Block-level comments are useful for commenting out an entire block of code in PHP, CSS, and other code contexts.
/* $this = 'code is deactivated'; $and = 'so is this'; */
The only problem with this is that when you go to re-activate this code, you have to change both the opening and closing comment markers. That’s a pain.
While I was at WordCamp NYC last week, I saw Daisy Olsen using a very clever trick in her lightning round talk.
/* $this = 'code is deactivated'; $and = 'so is this'; /**/
See what she did there? The closing comment marker is preceded by another opening marker. Because comment blocks can’t be nested, this second opening comment marker is ignored. This enabled her to re-enable this code by removing the opening marker.
$this = 'code is reactivated'; $and = 'so is this'; /**/
Brilliant! I can’t believe I haven’t seen this before. The one downside to this is that you are deleting two characters and destroying the opening marker. Here’s an even better method.

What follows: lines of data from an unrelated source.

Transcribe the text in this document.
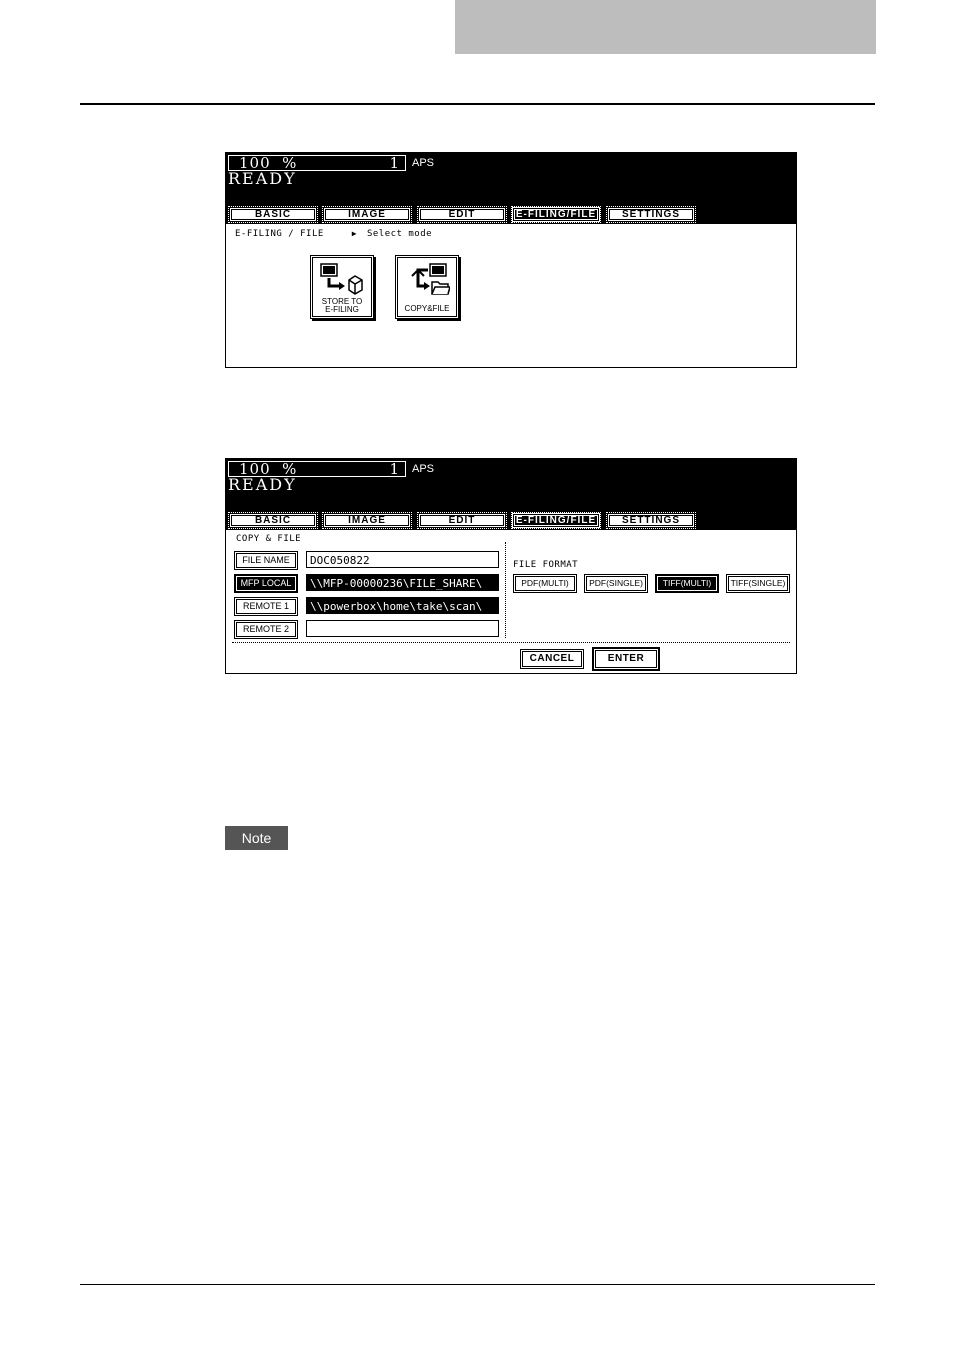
100  %	1 APS
READY
BASIC	IMAGE	EDIT	E-FILING/FILE	SETTINGS
E-FILING / FILE	▶ Select mode
STORE TO
E-FILING	COPY&FILE
100  %	1 APS
READY
BASIC	IMAGE	EDIT	E-FILING/FILE	SETTINGS
COPY & FILE
FILE NAME	DOC050822
MFP LOCAL	\\MFP-00000236\FILE_SHARE\
REMOTE 1	\\powerbox\home\take\scan\
REMOTE 2
FILE FORMAT
PDF(MULTI)	PDF(SINGLE)	TIFF(MULTI)	TIFF(SINGLE)
CANCEL	ENTER
Note
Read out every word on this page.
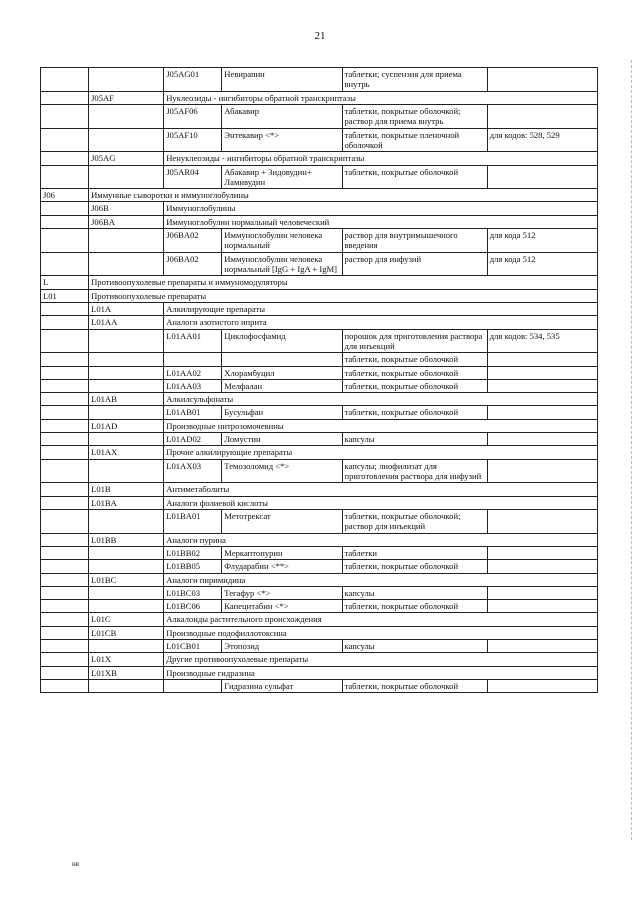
21
		J05AG01	Невирапин	таблетки; суспензия для приема внутрь	
	J05AF	Нуклеозиды - ингибиторы обратной транскриптазы			
		J05AF06	Абакавир	таблетки, покрытые оболочкой; раствор для приема внутрь	
		J05AF10	Энтекавир <*>	таблетки, покрытые пленочной оболочкой	для кодов: 528, 529
	J05AG	Ненуклеозиды - ингибиторы обратной транскриптазы			
		J05AR04	Абакавир + Зидовудин+ Ламивудин	таблетки, покрытые оболочкой	
J06	Иммунные сыворотки и иммуноглобулины				
	J06B	Иммуноглобулины			
	J06BA	Иммуноглобулин нормальный человеческий			
		J06BA02	Иммуноглобулин человека нормальный	раствор для внутримышечного введения	для кода 512
		J06BA02	Иммуноглобулин человека нормальный [IgG + IgA + IgM]	раствор для инфузий	для кода 512
L	Противоопухолевые препараты и иммуномодуляторы				
L01	Противоопухолевые препараты				
	L01A	Алкилирующие препараты			
	L01AA	Аналоги азотистого иприта			
		L01AA01	Циклофосфамид	порошок для приготовления раствора для инъекций	для кодов: 534, 535
				таблетки, покрытые оболочкой	
		L01AA02	Хлорамбуцил	таблетки, покрытые оболочкой	
		L01AA03	Мелфалан	таблетки, покрытые оболочкой	
	L01AB	Алкилсульфонаты			
		L01AB01	Бусульфан	таблетки, покрытые оболочкой	
	L01AD	Производные нитрозомочевины			
		L01AD02	Ломустин	капсулы	
	L01AX	Прочие алкилирующие препараты			
		L01AX03	Темозоломид <*>	капсулы; лиофилизат для приготовления раствора для инфузий	
	L01B	Антиметаболиты			
	L01BA	Аналоги фолиевой кислоты			
		L01BA01	Метотрексат	таблетки, покрытые оболочкой; раствор для инъекций	
	L01BB	Аналоги пурина			
		L01BB02	Меркаптопурин	таблетки	
		L01BB05	Флударабин <**>	таблетки, покрытые оболочкой	
	L01BC	Аналоги пиримидина			
		L01BC03	Тегафур <*>	капсулы	
		L01BC06	Капецитабин <*>	таблетки, покрытые оболочкой	
	L01C	Алкалоиды растительного происхождения			
	L01CB	Производные подофиллотоксина			
		L01CB01	Этопозид	капсулы	
	L01X	Другие противоопухолевые препараты			
	L01XB	Производные гидразина			
			Гидразина сульфат	таблетки, покрытые оболочкой	
нв
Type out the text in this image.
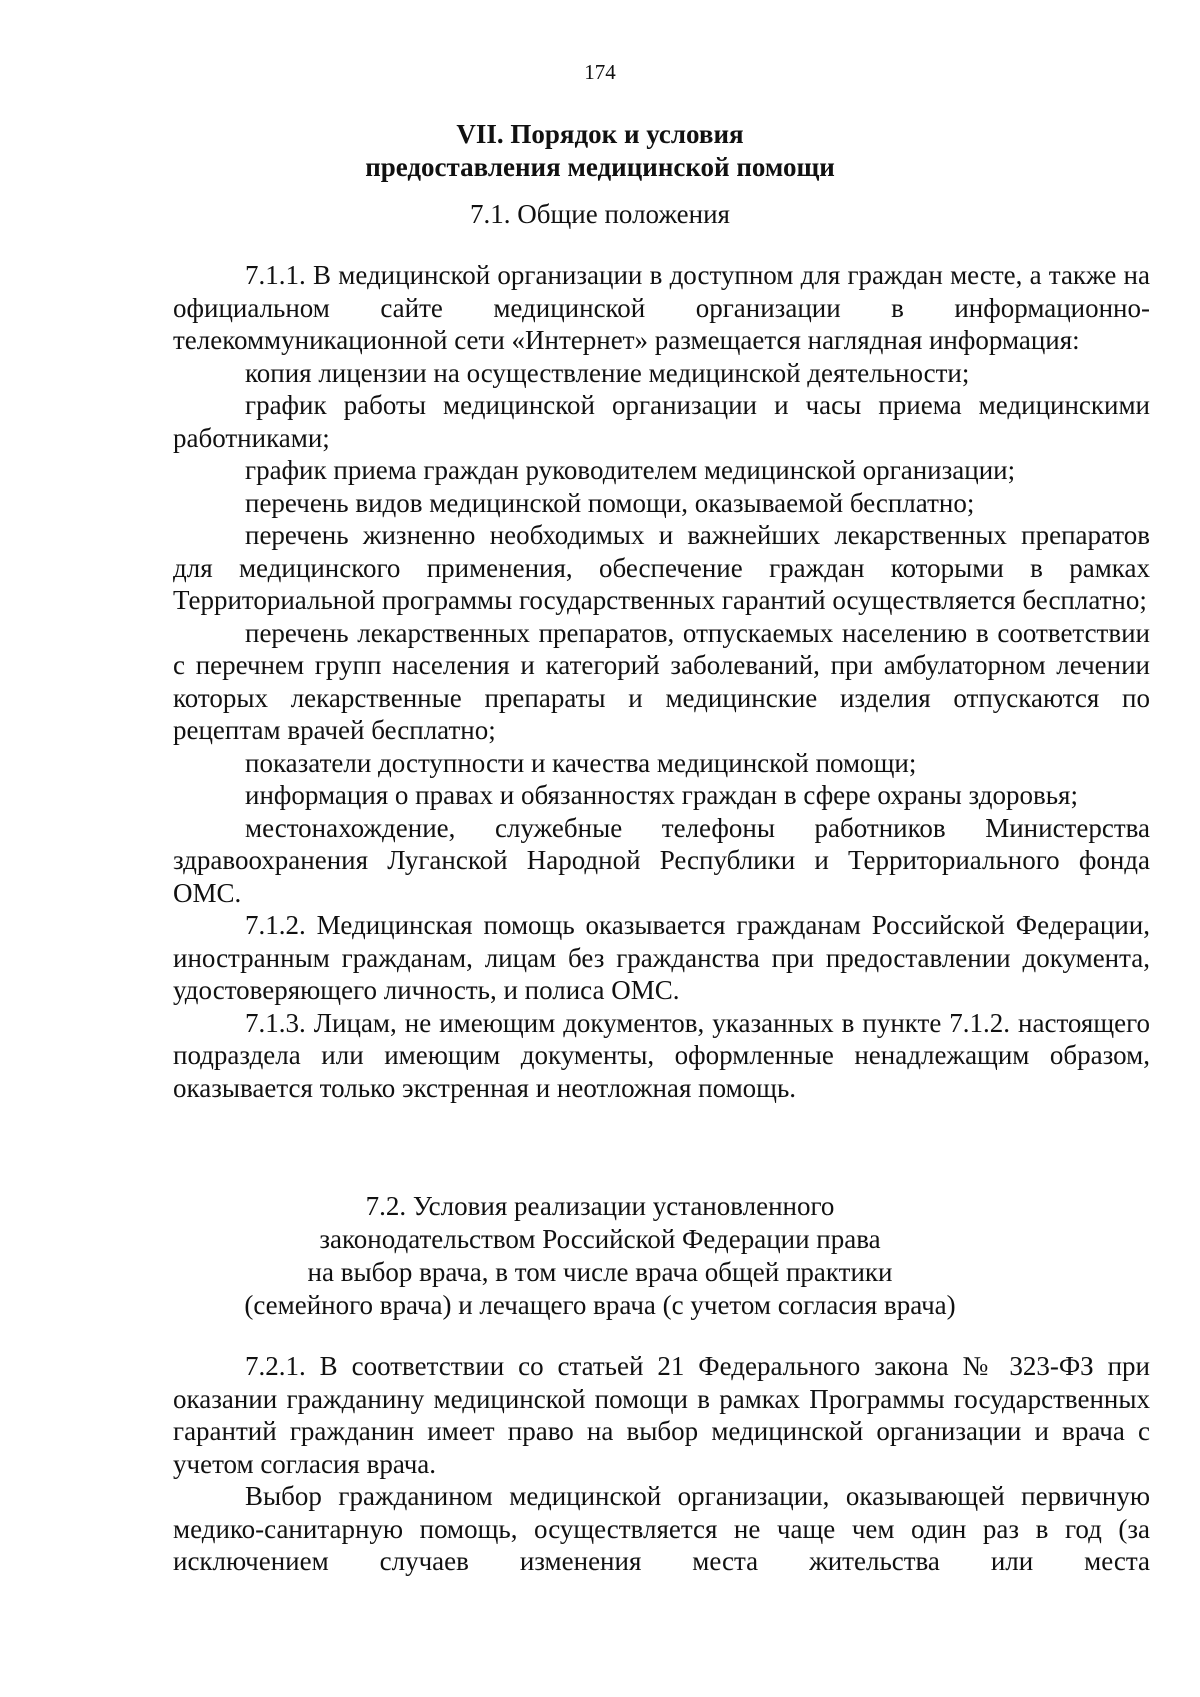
174
VII. Порядок и условия
предоставления медицинской помощи
7.1. Общие положения

7.1.1. В медицинской организации в доступном для граждан месте, а также на официальном сайте медицинской организации в информационно-телекоммуникационной сети «Интернет» размещается наглядная информация:

копия лицензии на осуществление медицинской деятельности;

график работы медицинской организации и часы приема медицинскими работниками;

график приема граждан руководителем медицинской организации;

перечень видов медицинской помощи, оказываемой бесплатно;

перечень жизненно необходимых и важнейших лекарственных препаратов для медицинского применения, обеспечение граждан которыми в рамках Территориальной программы государственных гарантий осуществляется бесплатно;

перечень лекарственных препаратов, отпускаемых населению в соответствии с перечнем групп населения и категорий заболеваний, при амбулаторном лечении которых лекарственные препараты и медицинские изделия отпускаются по рецептам врачей бесплатно;

показатели доступности и качества медицинской помощи;

информация о правах и обязанностях граждан в сфере охраны здоровья;

местонахождение, служебные телефоны работников Министерства здравоохранения Луганской Народной Республики и Территориального фонда ОМС.

7.1.2. Медицинская помощь оказывается гражданам Российской Федерации, иностранным гражданам, лицам без гражданства при предоставлении документа, удостоверяющего личность, и полиса ОМС.

7.1.3. Лицам, не имеющим документов, указанных в пункте 7.1.2. настоящего подраздела или имеющим документы, оформленные ненадлежащим образом, оказывается только экстренная и неотложная помощь.

7.2. Условия реализации установленного
законодательством Российской Федерации права
на выбор врача, в том числе врача общей практики
(семейного врача) и лечащего врача (с учетом согласия врача)

7.2.1. В соответствии со статьей 21 Федерального закона № 323-ФЗ при оказании гражданину медицинской помощи в рамках Программы государственных гарантий гражданин имеет право на выбор медицинской организации и врача с учетом согласия врача.

Выбор гражданином медицинской организации, оказывающей первичную медико-санитарную помощь, осуществляется не чаще чем один раз в год (за исключением случаев изменения места жительства или места
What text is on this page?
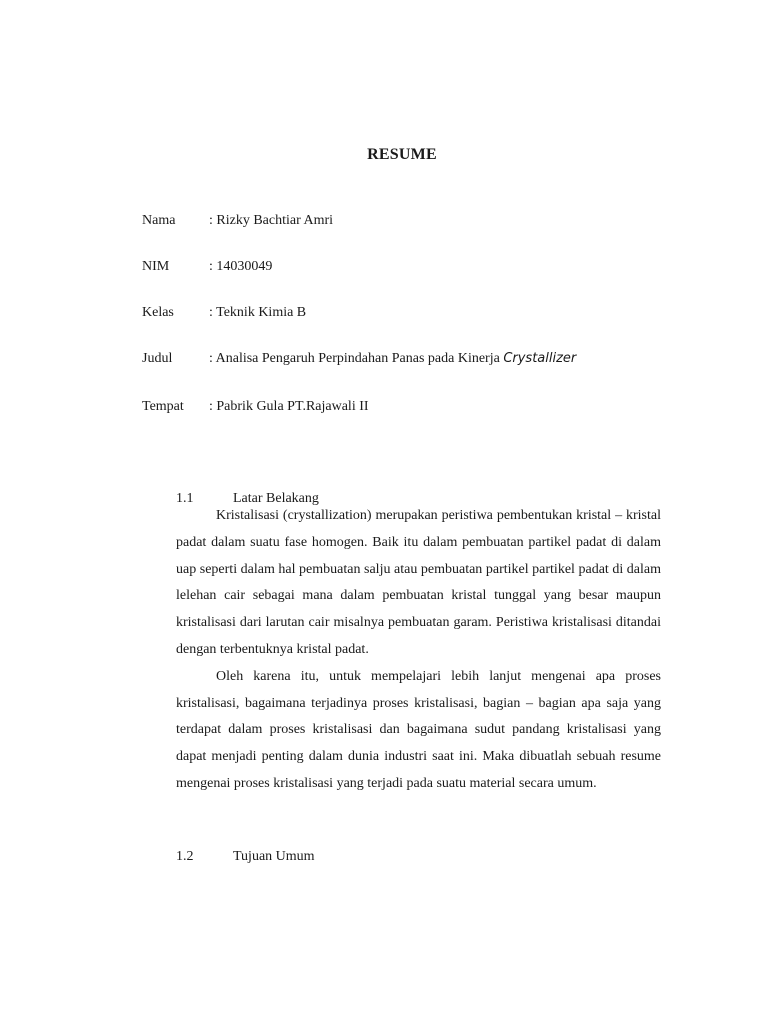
RESUME
Nama : Rizky Bachtiar Amri
NIM	: 14030049
Kelas	: Teknik Kimia B
Judul	: Analisa Pengaruh Perpindahan Panas pada Kinerja Crystallizer
Tempat : Pabrik Gula PT.Rajawali II
1.1	Latar Belakang

Kristalisasi (crystallization) merupakan peristiwa pembentukan kristal – kristal padat dalam suatu fase homogen. Baik itu dalam pembuatan partikel padat di dalam uap seperti dalam hal pembuatan salju atau pembuatan partikel partikel padat di dalam lelehan cair sebagai mana dalam pembuatan kristal tunggal yang besar maupun kristalisasi dari larutan cair misalnya pembuatan garam. Peristiwa kristalisasi ditandai dengan terbentuknya kristal padat.

Oleh karena itu, untuk mempelajari lebih lanjut mengenai apa proses kristalisasi, bagaimana terjadinya proses kristalisasi, bagian – bagian apa saja yang terdapat dalam proses kristalisasi dan bagaimana sudut pandang kristalisasi yang dapat menjadi penting dalam dunia industri saat ini. Maka dibuatlah sebuah resume mengenai proses kristalisasi yang terjadi pada suatu material secara umum.

1.2	Tujuan Umum
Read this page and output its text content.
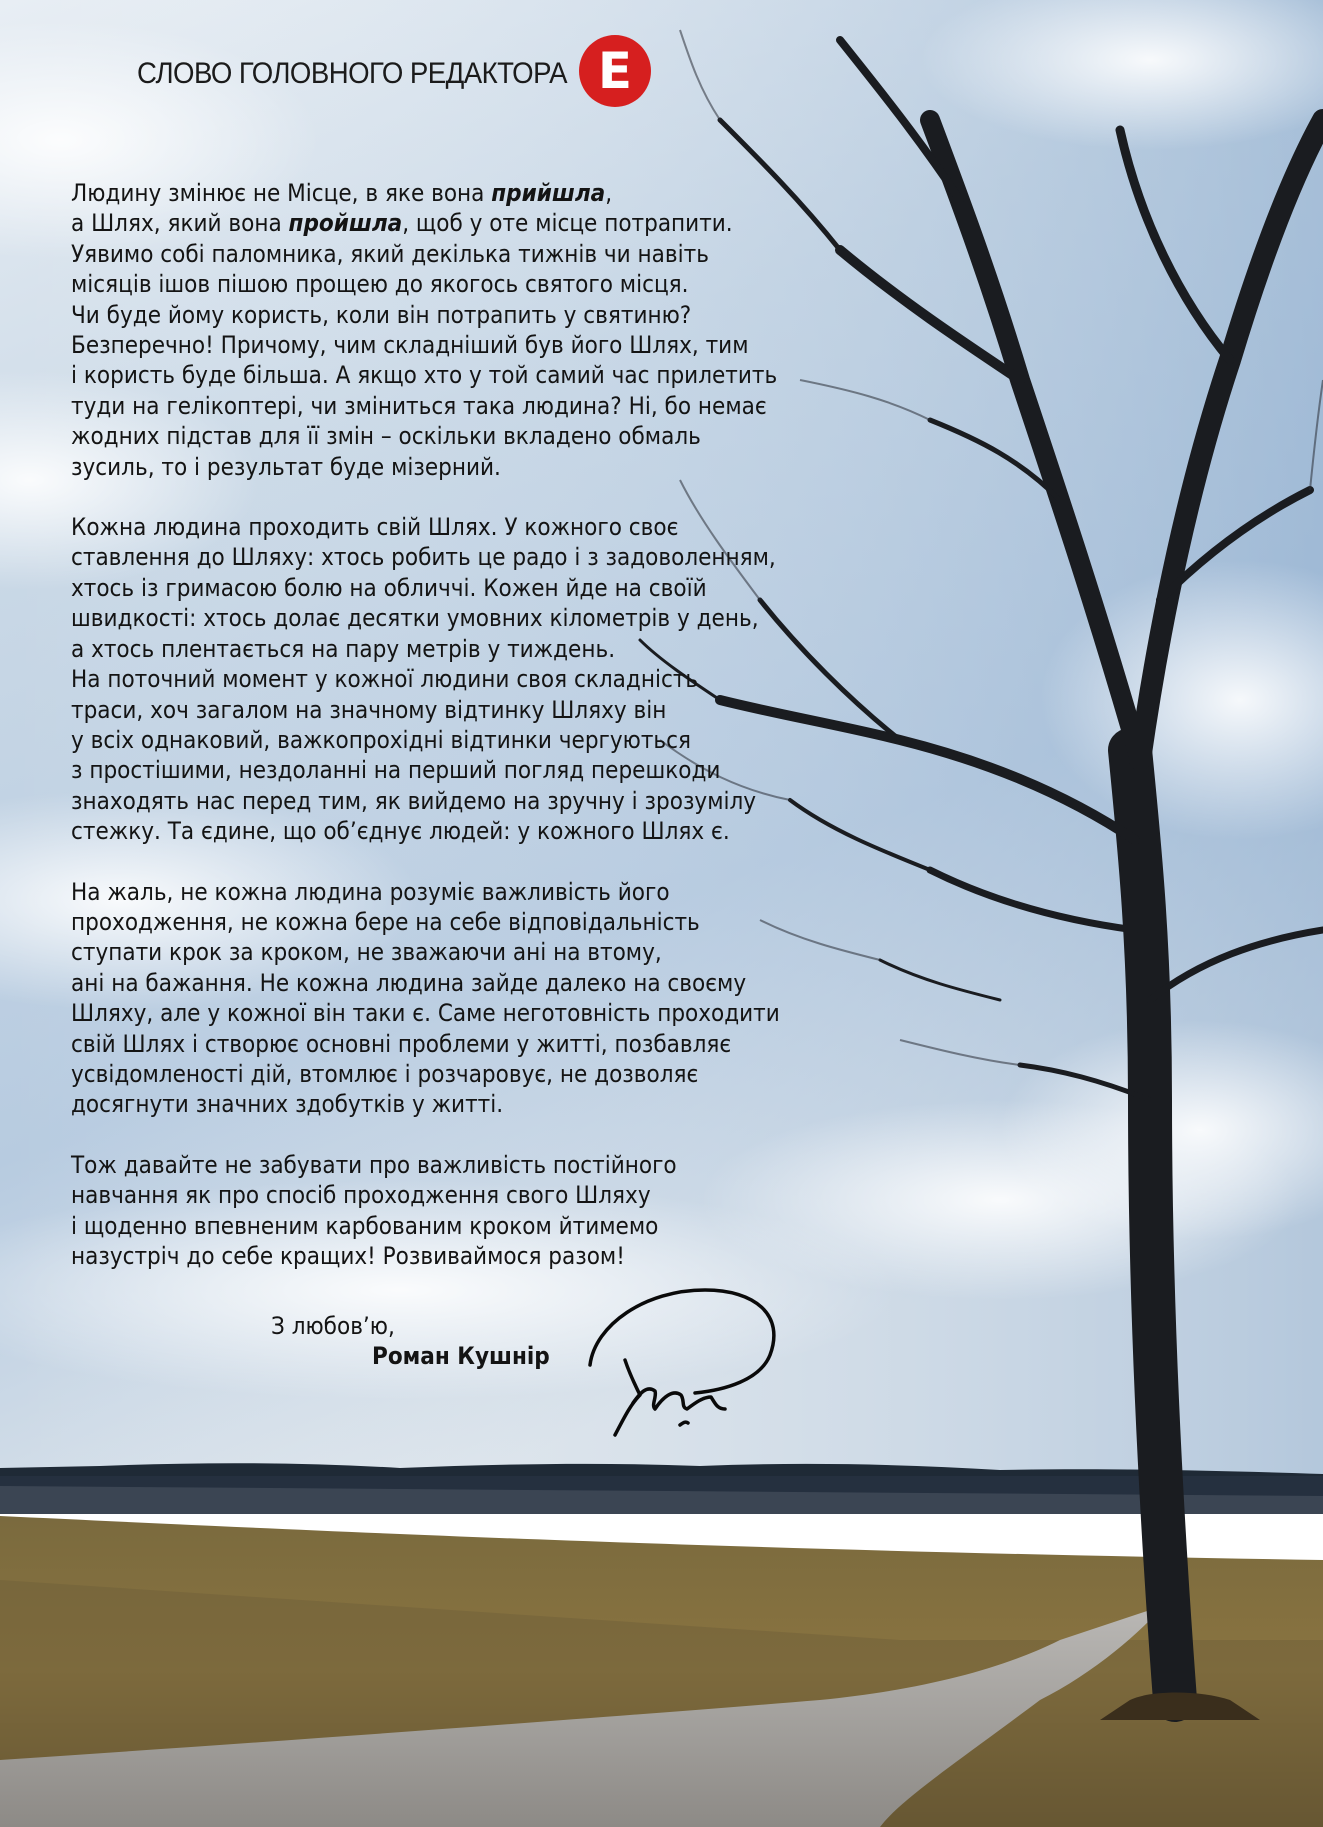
СЛОВО ГОЛОВНОГО РЕДАКТОРА Е
Людину змінює не Місце, в яке вона прийшла,
а Шлях, який вона пройшла, щоб у оте місце потрапити.
Уявимо собі паломника, який декілька тижнів чи навіть
місяців ішов пішою прощею до якогось святого місця.
Чи буде йому користь, коли він потрапить у святиню?
Безперечно! Причому, чим складніший був його Шлях, тим
і користь буде більша. А якщо хто у той самий час прилетить
туди на гелікоптері, чи зміниться така людина? Ні, бо немає
жодних підстав для її змін – оскільки вкладено обмаль
зусиль, то і результат буде мізерний.
Кожна людина проходить свій Шлях. У кожного своє
ставлення до Шляху: хтось робить це радо і з задоволенням,
хтось із гримасою болю на обличчі. Кожен йде на своїй
швидкості: хтось долає десятки умовних кілометрів у день,
а хтось плентається на пару метрів у тиждень.
На поточний момент у кожної людини своя складність
траси, хоч загалом на значному відтинку Шляху він
у всіх однаковий, важкопрохідні відтинки чергуються
з простішими, нездоланні на перший погляд перешкоди
знаходять нас перед тим, як вийдемо на зручну і зрозумілу
стежку. Та єдине, що об’єднує людей: у кожного Шлях є.
На жаль, не кожна людина розуміє важливість його
проходження, не кожна бере на себе відповідальність
ступати крок за кроком, не зважаючи ані на втому,
ані на бажання. Не кожна людина зайде далеко на своєму
Шляху, але у кожної він таки є. Саме неготовність проходити
свій Шлях і створює основні проблеми у житті, позбавляє
усвідомленості дій, втомлює і розчаровує, не дозволяє
досягнути значних здобутків у житті.
Тож давайте не забувати про важливість постійного
навчання як про спосіб проходження свого Шляху
і щоденно впевненим карбованим кроком йтимемо
назустріч до себе кращих! Розвиваймося разом!
З любов’ю,
Роман Кушнір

//* $this = 'code is reactivated'; $and = 'so is this'; /**/
By adding a slash in front of the opening comment marker, I comment out the comment marker. It only takes one key press, and the corpse of the original opening marker is retained, allowing you to reinstate it with the deletion of a single character.
Props to Aleem Bawany for the second trick (he uses
//*/ as the closing comment, which works pretty much the same way).
What other commenting tricks do you know?